防衛省は8月29日、国産の長距離対艦ミサイルを従来の計画よりも1年早く西南地域に配備する方針を発表した。中国共産党(中共)による海軍活動が活発化する中、抑止力の強化と自衛隊の「反撃能力」確保を図る重要な施策と位置づけている。

熊本に新型対艦ミサイル、2027年度には静岡にも

今回の配備計画では、まず改良型の「12式地対艦誘導弾」が2026年3月までに熊本県の陸上自衛隊駐屯地で運用を開始する予定だ。射程は約1千kmで、中国沿岸、東シナ海、台湾北東海域、朝鮮半島の広範囲をカバーするという。高い機動力により、離島や本土への攻撃にも迅速に対応できるとされる。

防衛省は「南西地域の防衛力強化が喫緊の課題」として熊本への配備を決定。さらに2027年度には静岡県内の基地への同型ミサイル導入も予定している。今後は多拠点・広域の防御体制構築を目指す方針だ。

防衛相「いかなる侵略にも対応できる能力を」

中谷防衛相は記者会見で「日本領土への脅威は多様化しており、島しょ部への攻撃も含め、いかなる侵略にも対処できる体制が不可欠だ」と述べた。今回の措置によって「海上艦艇や上陸部隊による攻撃を確実に阻止し、抑止力を強化する」と強調した。防衛力の向上が潜在的な敵対勢力への抑止につながるとの認識を示した。

最近では中共軍による台湾近海や日本南部諸島周辺での訓練・演習が強化されている。今年6月には、中国の空母2隻が同時に南西諸島付近で活動したのが初めて確認された。

歴史的転換点となる防衛政策

日本は第二次世界大戦後、憲法に基づく「専守防衛」の原則を維持してきたが、近年の安全保障環境の変化を受け、2022年に安全保障戦略を大幅に見直した。中国を最重要課題と位置づけ、日米同盟の強化や自衛隊の役割拡大を推進している。

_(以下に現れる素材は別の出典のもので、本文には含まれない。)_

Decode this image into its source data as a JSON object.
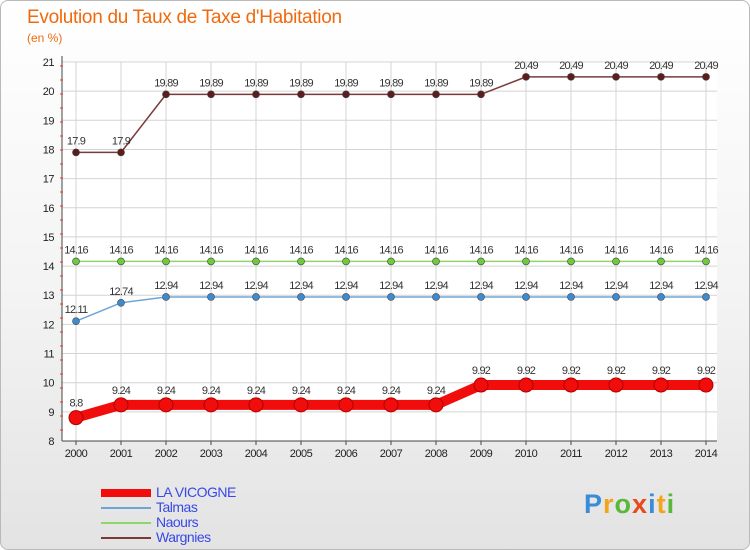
{
  "title": "Evolution du Taux de Taxe d'Habitation",
  "subtitle": "(en %)",
  "logo": {
    "text": "Proxiti",
    "letters": [
      {
        "ch": "P",
        "color": "#3a8bd8"
      },
      {
        "ch": "r",
        "color": "#f2a51c"
      },
      {
        "ch": "o",
        "color": "#58b83a"
      },
      {
        "ch": "x",
        "color": "#e84a1c"
      },
      {
        "ch": "i",
        "color": "#3a8bd8"
      },
      {
        "ch": "t",
        "color": "#f2a51c"
      },
      {
        "ch": "i",
        "color": "#58b83a"
      }
    ]
  },
  "chart_data": {
    "type": "line",
    "title": "Evolution du Taux de Taxe d'Habitation",
    "ylabel": "(en %)",
    "xlabel": "",
    "categories": [
      "2000",
      "2001",
      "2002",
      "2003",
      "2004",
      "2005",
      "2006",
      "2007",
      "2008",
      "2009",
      "2010",
      "2011",
      "2012",
      "2013",
      "2014"
    ],
    "ylim": [
      8,
      21
    ],
    "yticks": [
      8,
      9,
      10,
      11,
      12,
      13,
      14,
      15,
      16,
      17,
      18,
      19,
      20,
      21
    ],
    "series": [
      {
        "name": "LA VICOGNE",
        "color": "#f20d0d",
        "highlight": true,
        "values": [
          8.8,
          9.24,
          9.24,
          9.24,
          9.24,
          9.24,
          9.24,
          9.24,
          9.24,
          9.92,
          9.92,
          9.92,
          9.92,
          9.92,
          9.92
        ],
        "labels": [
          "8.8",
          "9.24",
          "9.24",
          "9.24",
          "9.24",
          "9.24",
          "9.24",
          "9.24",
          "9.24",
          "9.92",
          "9.92",
          "9.92",
          "9.92",
          "9.92",
          "9.92"
        ]
      },
      {
        "name": "Talmas",
        "color": "#6fa5d6",
        "marker": "#3d8ad0",
        "values": [
          12.11,
          12.74,
          12.94,
          12.94,
          12.94,
          12.94,
          12.94,
          12.94,
          12.94,
          12.94,
          12.94,
          12.94,
          12.94,
          12.94,
          12.94
        ],
        "labels": [
          "12.11",
          "12.74",
          "12.94",
          "12.94",
          "12.94",
          "12.94",
          "12.94",
          "12.94",
          "12.94",
          "12.94",
          "12.94",
          "12.94",
          "12.94",
          "12.94",
          "12.94"
        ]
      },
      {
        "name": "Naours",
        "color": "#8fd66a",
        "marker": "#6ccb3e",
        "values": [
          14.16,
          14.16,
          14.16,
          14.16,
          14.16,
          14.16,
          14.16,
          14.16,
          14.16,
          14.16,
          14.16,
          14.16,
          14.16,
          14.16,
          14.16
        ],
        "labels": [
          "14.16",
          "14.16",
          "14.16",
          "14.16",
          "14.16",
          "14.16",
          "14.16",
          "14.16",
          "14.16",
          "14.16",
          "14.16",
          "14.16",
          "14.16",
          "14.16",
          "14.16"
        ]
      },
      {
        "name": "Wargnies",
        "color": "#7a3a3a",
        "marker": "#5e1d1d",
        "values": [
          17.9,
          17.9,
          19.89,
          19.89,
          19.89,
          19.89,
          19.89,
          19.89,
          19.89,
          19.89,
          20.49,
          20.49,
          20.49,
          20.49,
          20.49
        ],
        "labels": [
          "17.9",
          "17.9",
          "19.89",
          "19.89",
          "19.89",
          "19.89",
          "19.89",
          "19.89",
          "19.89",
          "19.89",
          "20.49",
          "20.49",
          "20.49",
          "20.49",
          "20.49"
        ]
      }
    ],
    "legend_position": "bottom-left"
  }
}
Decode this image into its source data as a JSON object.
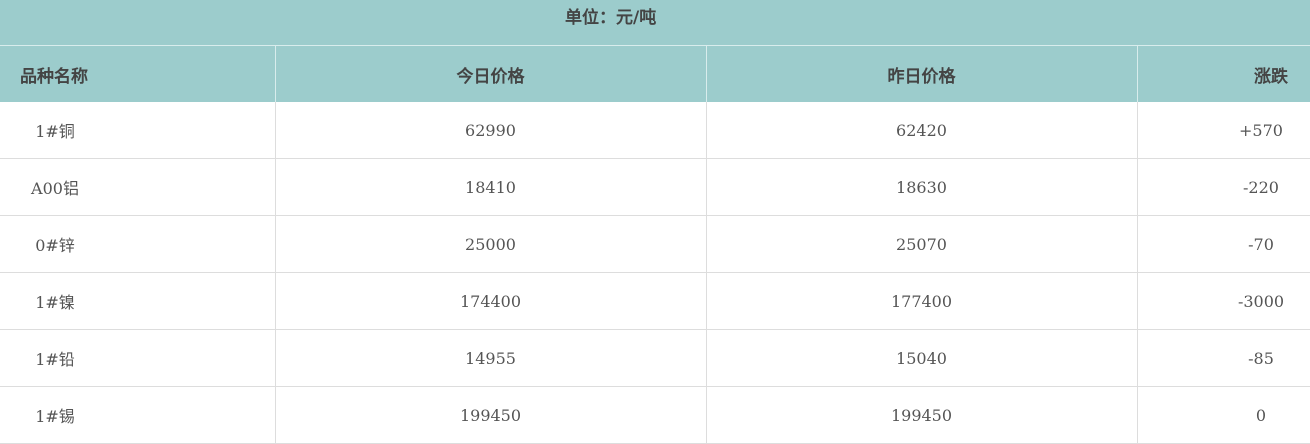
{
  "unit": "单位：元/吨",
  "columns": [
    "品种名称",
    "今日价格",
    "昨日价格",
    "涨跌"
  ],
  "rows": [
    {
      "name": "1#铜",
      "today": "62990",
      "yesterday": "62420",
      "change": "+570"
    },
    {
      "name": "A00铝",
      "today": "18410",
      "yesterday": "18630",
      "change": "-220"
    },
    {
      "name": "0#锌",
      "today": "25000",
      "yesterday": "25070",
      "change": "-70"
    },
    {
      "name": "1#镍",
      "today": "174400",
      "yesterday": "177400",
      "change": "-3000"
    },
    {
      "name": "1#铅",
      "today": "14955",
      "yesterday": "15040",
      "change": "-85"
    },
    {
      "name": "1#锡",
      "today": "199450",
      "yesterday": "199450",
      "change": "0"
    }
  ],
  "colors": {
    "header_bg": "#9ccccc",
    "border": "#dddddd"
  }
}
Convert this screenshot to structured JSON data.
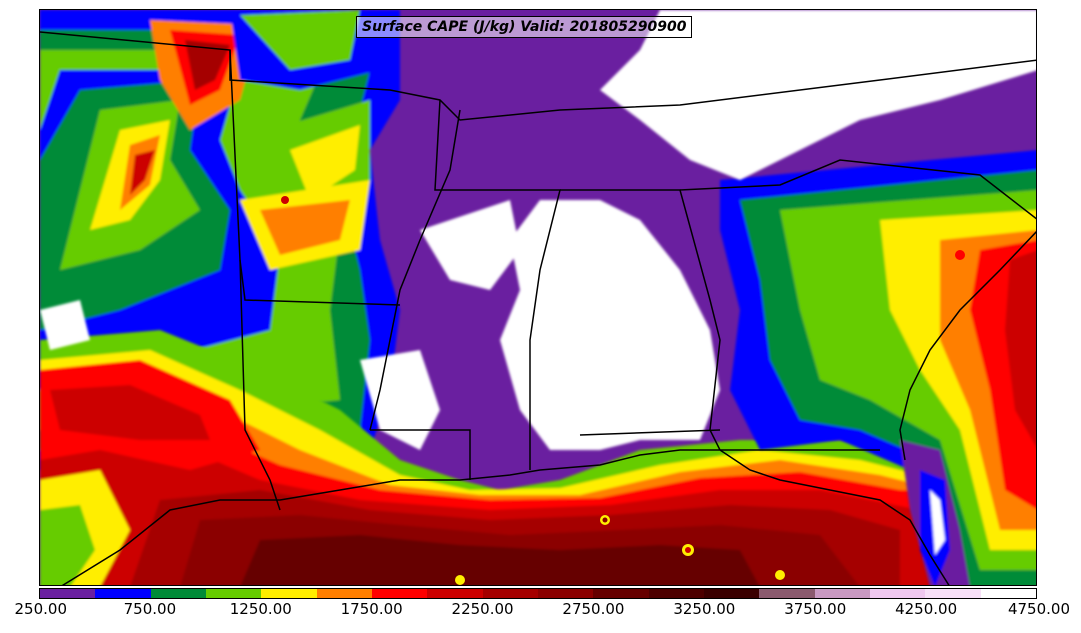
{
  "map": {
    "title": "Surface CAPE (J/kg) Valid: 201805290900",
    "variable": "Surface CAPE",
    "units": "J/kg",
    "valid_time": "201805290900",
    "region": "Southeastern United States / Gulf of Mexico"
  },
  "legend": {
    "tick_labels": [
      "250.00",
      "750.00",
      "1250.00",
      "1750.00",
      "2250.00",
      "2750.00",
      "3250.00",
      "3750.00",
      "4250.00",
      "4750.00"
    ],
    "levels": [
      250,
      500,
      750,
      1000,
      1250,
      1500,
      1750,
      2000,
      2250,
      2500,
      2750,
      3000,
      3250,
      3500,
      3750,
      4000,
      4250,
      4500,
      4750
    ],
    "colors": [
      "#6a1fa0",
      "#0000ff",
      "#008b38",
      "#66cc00",
      "#ffee00",
      "#ff7f00",
      "#ff0000",
      "#cc0000",
      "#a50000",
      "#8b0000",
      "#660000",
      "#4d0000",
      "#3a0000",
      "#8b5a6e",
      "#c999c2",
      "#f0c8f0",
      "#f8e0f8",
      "#ffffff"
    ]
  }
}
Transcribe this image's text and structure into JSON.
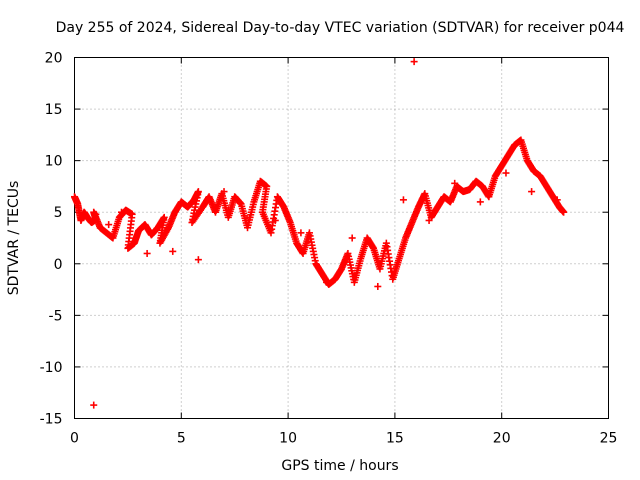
{
  "chart_data": {
    "type": "scatter",
    "title": "Day 255 of 2024, Sidereal Day-to-day VTEC variation (SDTVAR) for receiver p044",
    "xlabel": "GPS time / hours",
    "ylabel": "SDTVAR / TECUs",
    "xlim": [
      0,
      25
    ],
    "ylim": [
      -15,
      20
    ],
    "xticks": [
      0,
      5,
      10,
      15,
      20,
      25
    ],
    "xtick_labels": [
      "0",
      "5",
      "10",
      "15",
      "20",
      "25"
    ],
    "yticks": [
      -15,
      -10,
      -5,
      0,
      5,
      10,
      15,
      20
    ],
    "ytick_labels": [
      "-15",
      "-10",
      "-5",
      "0",
      "5",
      "10",
      "15",
      "20"
    ],
    "grid": true,
    "marker": "+",
    "series": [
      {
        "name": "p044",
        "color": "#ff0000",
        "x": [
          0.0,
          0.15,
          0.3,
          0.45,
          0.6,
          0.8,
          1.0,
          0.9,
          1.2,
          1.5,
          1.8,
          2.1,
          2.4,
          2.7,
          2.5,
          2.8,
          3.0,
          3.3,
          3.6,
          3.9,
          4.2,
          4.0,
          4.4,
          4.7,
          5.0,
          5.3,
          5.6,
          5.8,
          5.5,
          6.0,
          6.3,
          6.6,
          6.9,
          7.2,
          7.5,
          7.8,
          8.1,
          8.4,
          8.7,
          9.0,
          8.8,
          9.2,
          9.5,
          9.8,
          10.1,
          10.4,
          10.7,
          11.0,
          11.3,
          11.6,
          11.9,
          12.2,
          12.5,
          12.8,
          13.1,
          13.4,
          13.7,
          14.0,
          14.3,
          14.6,
          14.9,
          15.2,
          15.5,
          15.8,
          16.1,
          16.4,
          16.7,
          17.0,
          17.3,
          17.6,
          17.9,
          18.2,
          18.5,
          18.8,
          19.1,
          19.4,
          19.7,
          20.0,
          20.3,
          20.6,
          20.9,
          21.2,
          21.5,
          21.8,
          22.1,
          22.4,
          22.7,
          22.9,
          15.9,
          0.9,
          1.0,
          1.6,
          2.2,
          3.4,
          4.6,
          5.8,
          7.0,
          8.2,
          9.4,
          10.6,
          11.8,
          13.0,
          14.2,
          15.4,
          16.6,
          17.8,
          19.0,
          20.2,
          21.4,
          22.6
        ],
        "y": [
          6.5,
          5.8,
          4.2,
          5.0,
          4.5,
          4.0,
          4.3,
          5.0,
          3.5,
          3.0,
          2.5,
          4.5,
          5.2,
          4.8,
          1.5,
          2.0,
          3.2,
          3.8,
          2.8,
          3.5,
          4.5,
          2.0,
          3.5,
          5.0,
          6.0,
          5.5,
          6.2,
          7.0,
          4.0,
          5.5,
          6.5,
          5.0,
          6.8,
          4.5,
          6.5,
          5.8,
          3.5,
          6.0,
          8.0,
          7.5,
          5.0,
          3.0,
          6.5,
          5.5,
          4.0,
          2.0,
          1.0,
          3.0,
          0.0,
          -1.0,
          -2.0,
          -1.5,
          -0.5,
          1.0,
          -1.8,
          0.5,
          2.5,
          1.5,
          -0.5,
          2.0,
          -1.5,
          0.5,
          2.5,
          4.0,
          5.5,
          6.8,
          4.5,
          5.5,
          6.5,
          6.0,
          7.5,
          7.0,
          7.2,
          8.0,
          7.5,
          6.5,
          8.5,
          9.5,
          10.5,
          11.5,
          12.0,
          10.0,
          9.0,
          8.5,
          7.5,
          6.5,
          5.5,
          5.0,
          19.6,
          -13.7,
          4.8,
          3.8,
          5.0,
          1.0,
          1.2,
          0.4,
          7.0,
          4.5,
          4.2,
          3.0,
          -1.8,
          2.5,
          -2.2,
          6.2,
          4.2,
          7.8,
          6.0,
          8.8,
          7.0,
          6.2
        ]
      }
    ]
  }
}
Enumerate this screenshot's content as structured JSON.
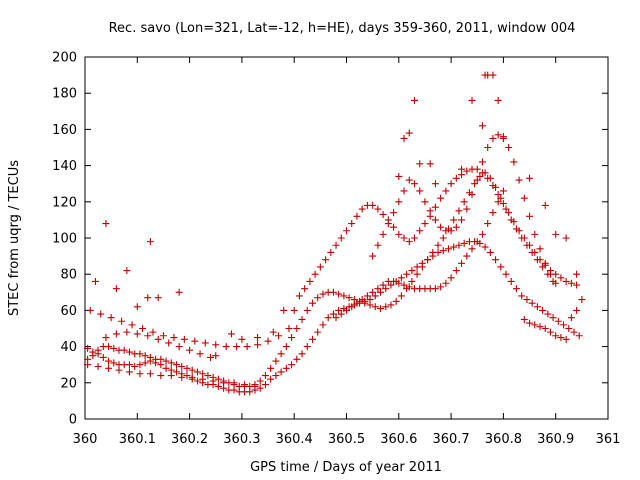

また、自国防衛力の強化も重視しており、今回導入する長距離ミサイルは「反撃能力」として、他国基地への攻撃にも対応可能な装備とされている。地域の安全保障環境の変化を踏まえた防衛力整備が急がれている。

防衛費の増額と装備の充実

日本政府は2027年までに防衛予算をGDP比2%へ引き上げる方針で、2026年度予算案は過去最大の8.8兆円となる見込みだ。長距離ミサイルや無人機開発など、装備の充実を進める。

国産ミサイルの開発と並行して、米国製の「トマホーク」巡航ミサイルの配備も今年中に開始される予定だ。さらに、空・海・水中無人機の導入も進め、海岸線や離島の防衛力を強化する体制を整える方針だ。

今回のミサイル配備前倒しには、中国のみならず、朝鮮半島やロシアの動向も意識されている。政府は「多拠点・広域型防衛」「自主防衛力の強化」「同盟国との連携」を柱に、急激な国際環境の変化に対応する構えだ。